Wheelchair Measuring Guide
In order to provide the best possible results, wheelchair measurements are essential in order to meet the needs and comfort of the wheelchair user. Keeping in mind that every wheelchair user is unique, this guide is provided as an aid to help achieve these results. Measuring for Transport Wheelchairs, Standard Wheelchairs and most Lightweight Wheelchairs requires only the seat width & depth. For those wanting to propel the chair with their feet, only the seat-to-floor height is required. Always measure the user in a seated position, on a hard surface using only straight lines.
A - Seat Back Measurement
Seat back height will vary from user to user; and based upon the user’s medical condition, full back support may be required. Most users only require lumbar support, and the standard medium back height will work fine and is determined by measuring from the seat base to the top of the shoulder blades.
B - Seat Depth Measurement
Seat depth is usually determined by measuring the seat depth of the user from the most posterior point of the body to the inside of the knee. Subtract at 1 or 2 inches, to allow for relaxed posture. Noting that some users may prefer more leg overhang to make room for their hand when lifting
their leg for repositioning.
C - Seat Height Measurement
The correct seat height is determined by measuring from the sole of the foot to the back of the knee. This measurement is used to determine where your feet will rest comfortably, without strain on your legs or back. This is the seat height in relation to the footplate or footrests, and is usually the height of the user where they are able to access tables or transfer without too much difficulty.
D - Armrest Measurement
Some chairs have an optional adjustable armrest height. To determine correct armrest height, the user should be seated in a comfortable position with the elbow at a right angle. Measure from the seat just under the elbow and add 1".
E - Seat Width Measurement
Seat width is usually determined by measuring the width of the user (outside hip to outside hip while sitting) plus 1" which would allow for movement or bulky clothing, if applicable.
|Side View||Front View|
Overall Wheelchair Width
For most folding, standard weight and lightweight wheelchairs the overall width of the chair (outside wheel to outside wheel) is determined by adding 8" to the seat width. Transport chairs generally add up to 3" to seat width, depending on wheelchair model.

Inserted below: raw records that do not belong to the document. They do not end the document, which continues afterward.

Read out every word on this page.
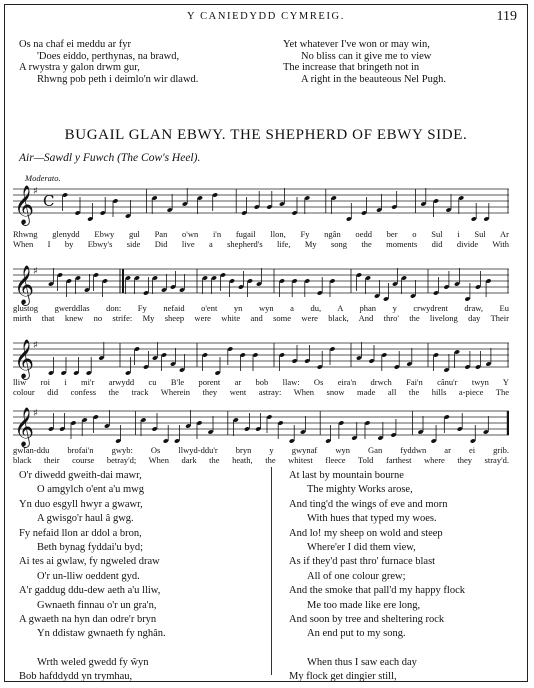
Y CANIEDYDD CYMREIG.	119
Os na chaf ei meddu ar fyr
'Does eiddo, perthynas, na brawd,
A rwystra y galon drwm gur,
Rhwng pob peth i deimlo'n wir dlawd.
Yet whatever I've won or may win,
No bliss can it give me to view
The increase that bringeth not in
A right in the beauteous Nel Pugh.
BUGAIL GLAN EBWY. THE SHEPHERD OF EBWY SIDE.
Air—Sawdl y Fuwch (The Cow's Heel).
Moderato.
𝄞
♯
C
Rhwng glenydd Ebwy gul Pan o'wn i'n fugail llon, Fy ngân oedd ber o Sul i Sul Ar
When I by Ebwy's side Did live a shepherd's life, My song the moments did divide With
𝄞
♯
glustog gwerddlas don: Fy nefaid o'ent yn wyn a du, A phan y crwydrent draw, Eu
mirth that knew no strife: My sheep were white and some were black, And thro' the livelong day Their
𝄞
♯
lliw roi i mi'r arwydd cu B'le porent ar bob llaw: Os eira'n drwch Fai'n cânu'r twyn Y
colour did confess the track Wherein they went astray: When snow made all the hills a-piece The
𝄞
♯
gwlan-ddu brofai'n gwyb: Os llwyd-ddu'r bryn y gwynaf wyn Gan fyddwn ar ei grib.
black their course betray'd; When dark the heath, the whitest fleece Told farthest where they stray'd.
O'r diwedd gweith-dai mawr,
O amgylch o'ent a'u mwg
Yn duo esgyll hwyr a gwawr,
A gwisgo'r haul â gwg.
Fy nefaid llon ar ddol a bron,
Beth bynag fyddai'u byd;
Ai tes ai gwlaw, fy ngweled draw
O'r un-lliw oeddent gyd.
A'r gaddug ddu-dew aeth a'u lliw,
Gwnaeth finnau o'r un gra'n,
A gwaeth na hyn dan odre'r bryn
Yn ddistaw gwnaeth fy nghân.
Wrth weled gwedd fy ŵyn
Bob hafddydd yn trymhau,
At last by mountain bourne
The mighty Works arose,
And ting'd the wings of eve and morn
With hues that typed my woes.
And lo! my sheep on wold and steep
Where'er I did them view,
As if they'd past thro' furnace blast
All of one colour grew;
And the smoke that pall'd my happy flock
Me too made like ere long,
And soon by tree and sheltering rock
An end put to my song.
When thus I saw each day
My flock get dingier still,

The difference between light-weight and standard wheelchairs can be as much as 10 - 20 lbs. Weight is definitely a consideration if the wheelchair is going to be transported in a car trunk, backseat, or propelled by an individual. Some steel framed chairs approach 50 lbs. and can be too difficult to propel, carry, or lift. Lightweight wheelchairs range in weight from 28 lbs. to 36 lbs. and are easier to lift into a car trunk.
Seat to Floor Height
Seat-to-floor height is important if the user is going to propel the wheelchair with their feet. Seat-to-floor height can be adjusted down approximately 2" by purchasing a “dual axle” wheelchair. On these “adjustable height” chairs with “dual axles” the front forks have several holes to allow moving the front wheels up or down a few inches. The combination of these adjustments allow for about 2 inches of adjustment in seat-to-floor height.
Seat to Floor Height vs Hemi
Standard seat-to-floor height for a wheelchair is 19.5". Hemi is 17.5 to 19.5-inches and varies some what with different models. Anything lower to the ground is a “super“ Hemi. In some cases to achieve a lower seat-to-floor height the rear wheels are changed from the standard 24-inch to either a 22 or 20-inch. The front casters are also changed from a standard 8-inch to a 6 or 5-inch. Remember: if you are adding a cushion to a wheelchair allow that differential (you’ll be adding approx. 2" to seat height.)
|User Height||Seat Height|
|4'11" and under||14" to 16"|
|5' to 5'4"||17" to 18"|
|5' and up||19" to 21"|
Anti-tips are appropriate when a user is very active and there is a risk of falling. Seat belts may be used to prevent the user from sliding down or out of a chair. Brake extensions are recommended for ease of use for those users with arthritis or similar conditions. Positioning devices such as cushions, laterals, lap trays, back
supports, and many other similar devices can appropriately position a patient in a chair.